Despite those decisions and Asciano’s share price currently sitting at $1.50, almost 90% below its listing price, the Asciano board felt it apt to pay Mark Rowsthorn a performance bonus of $741,678 in 2009. Given the share price performance of Asciano, and the significant amount of money lost, shareholders would be justified in questioning exactly what Rowsthorn has done to earn his bonus.

Asciano’s Remuneration Report noted that Rowsthorn’s short-term cash bonus was based upon ‘achievement of target EBITA’, safety improvements and debt reduction. The use of EBITDA, rather than net profit was especially convenient for Rowsthorn given Asciano (which is debt laden) incurred substantial interest payments, depreciation, write-downs and restructuring costs in 2009 – all of which are not considered in EBITDA. Those pesky items are of great relevance to shareholders, who aren’t paid dividends based on an accounting make-believe world where interest payments and asset write-downs apparently don’t exist.

What made the payment of Rowsthorn’s 2009 bonus all the more surprising was that in August last year, in order to appease shareholder unrest, Rowsthorn agreed to reduce his 2009 bonus by $750,000 (even with the bonus reduction, almost a third of Asciano shareholders voted against the company’s 2008 Remuneration Report).
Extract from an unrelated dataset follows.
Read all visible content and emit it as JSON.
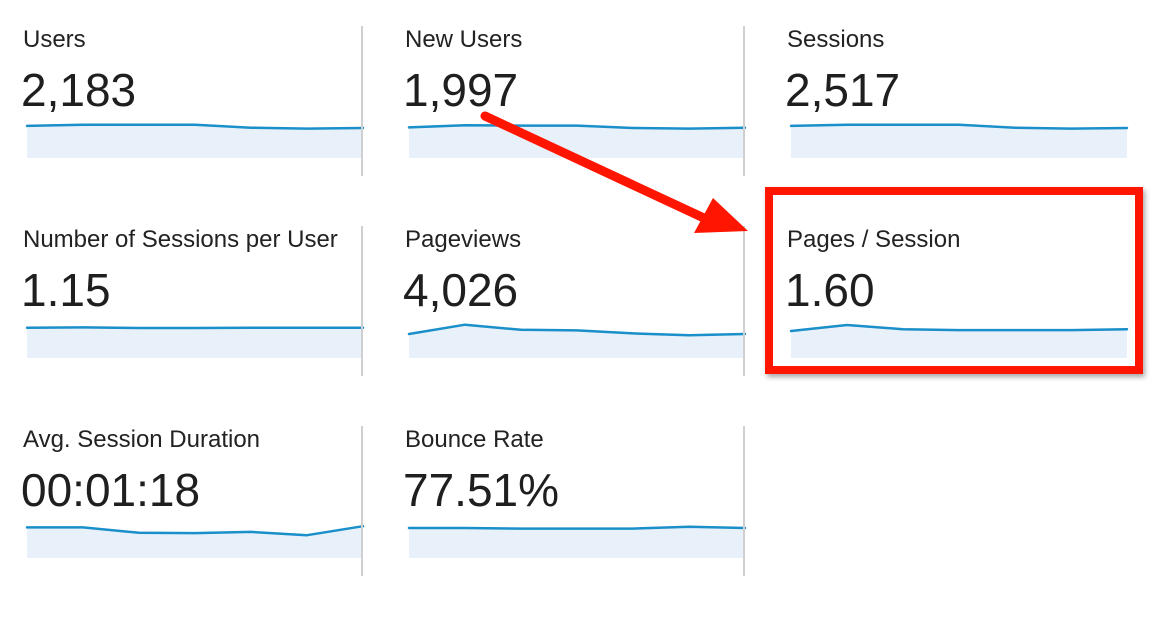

At that time, it was reported that “the $750,000 will be deducted from a $1.26 million package of cash incentives that Mr Rowsthorn was to receive if various business targets are reached.”
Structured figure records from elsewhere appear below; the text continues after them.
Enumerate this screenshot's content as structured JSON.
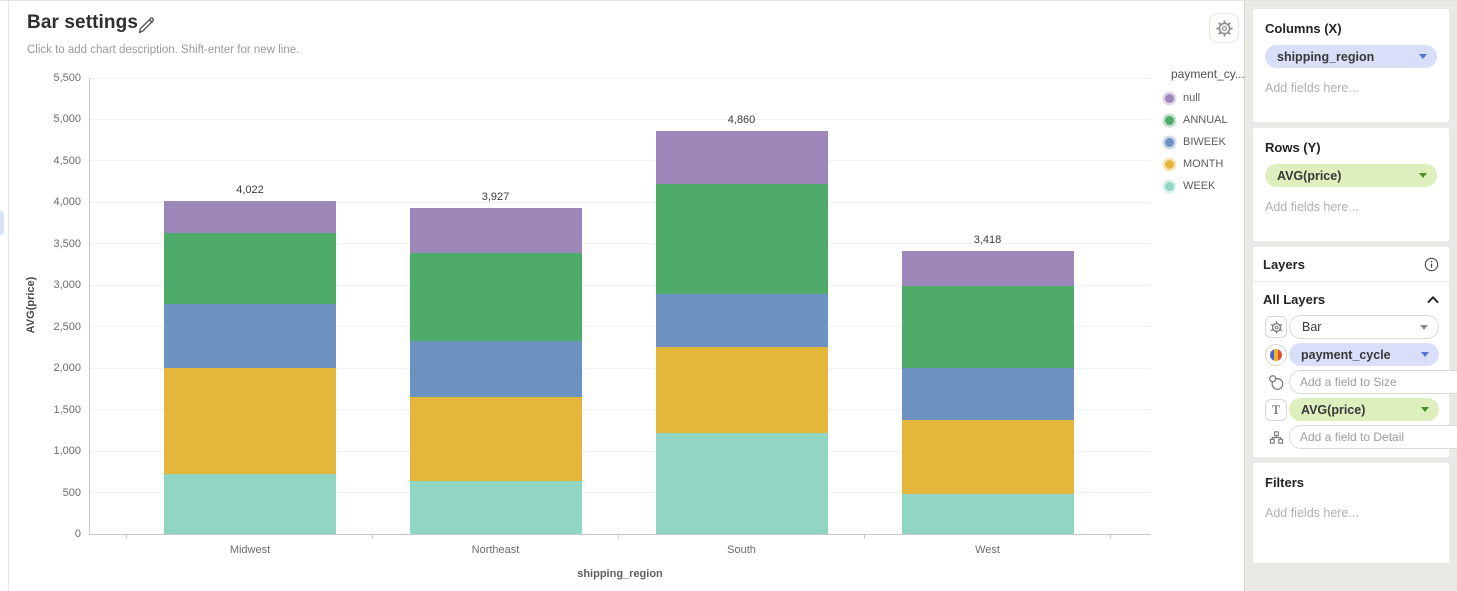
{
  "header": {
    "title": "Bar settings",
    "description_placeholder": "Click to add chart description. Shift-enter for new line."
  },
  "chart_data": {
    "type": "bar",
    "stacked": true,
    "categories": [
      "Midwest",
      "Northeast",
      "South",
      "West"
    ],
    "series": [
      {
        "name": "WEEK",
        "color": "#91d6c3",
        "values": [
          723,
          643,
          1218,
          486
        ]
      },
      {
        "name": "MONTH",
        "color": "#e4b63c",
        "values": [
          1283,
          1006,
          1037,
          885
        ]
      },
      {
        "name": "BIWEEK",
        "color": "#6d92c2",
        "values": [
          772,
          679,
          640,
          635
        ]
      },
      {
        "name": "ANNUAL",
        "color": "#4fab6a",
        "values": [
          849,
          1065,
          1323,
          982
        ]
      },
      {
        "name": "null",
        "color": "#9c87b8",
        "values": [
          395,
          534,
          642,
          430
        ]
      }
    ],
    "totals": [
      4022,
      3927,
      4860,
      3418
    ],
    "total_labels": [
      "4,022",
      "3,927",
      "4,860",
      "3,418"
    ],
    "xlabel": "shipping_region",
    "ylabel": "AVG(price)",
    "ylim": [
      0,
      5500
    ],
    "ytick_step": 500,
    "grid": true,
    "legend": {
      "title": "payment_cy...",
      "position": "right",
      "items": [
        "null",
        "ANNUAL",
        "BIWEEK",
        "MONTH",
        "WEEK"
      ]
    }
  },
  "panel": {
    "columns": {
      "title": "Columns (X)",
      "field": "shipping_region",
      "placeholder": "Add fields here..."
    },
    "rows": {
      "title": "Rows (Y)",
      "field": "AVG(price)",
      "placeholder": "Add fields here..."
    },
    "layers": {
      "title": "Layers",
      "group_label": "All Layers",
      "type_value": "Bar",
      "color_field": "payment_cycle",
      "size_placeholder": "Add a field to Size",
      "label_field": "AVG(price)",
      "detail_placeholder": "Add a field to Detail"
    },
    "filters": {
      "title": "Filters",
      "placeholder": "Add fields here..."
    }
  },
  "colors": {
    "dimension_pill_bg": "#d9dff8",
    "dimension_pill_caret": "#5a6fd8",
    "measure_pill_bg": "#ddefbd",
    "measure_pill_caret": "#4e8c2a",
    "panel_bg": "#e9eae6",
    "grid_line": "#f1f1ef",
    "axis_line": "#c9c9c7"
  }
}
However, Rowsthorn’s short-term bonus in 2009 fell by only $522,945 compared with 2008. That means either one of two things, either: Asciano and Rowsthorn misled shareholders last year when it was stated that he would reduce his bonus by $750,000; or the Asciano board actually paid Rowsthorn a higher bonus in 2009, despite the company losing several hundred million dollars and encountering a further share price slump of 61 percent. (It appears that the Asciano board did an old retail trick, doubling the price of an item and then claiming that ‘everything is 50 percent off’). Perhaps the Asciano board felt sorry for Rowsthorn – according to BRW, Rowsthorn’s wealth slipped from $1.09 billion to $572 million in the past year.

Asciano shareholders will be able to vote on Rowsthorn’s remuneration in a non-binding resolution at the company’s Annual General Meeting later this tear – rarely would a rejection be more timely.

Disclosure: The writer has a ‘short’ economic interest in AIO securities.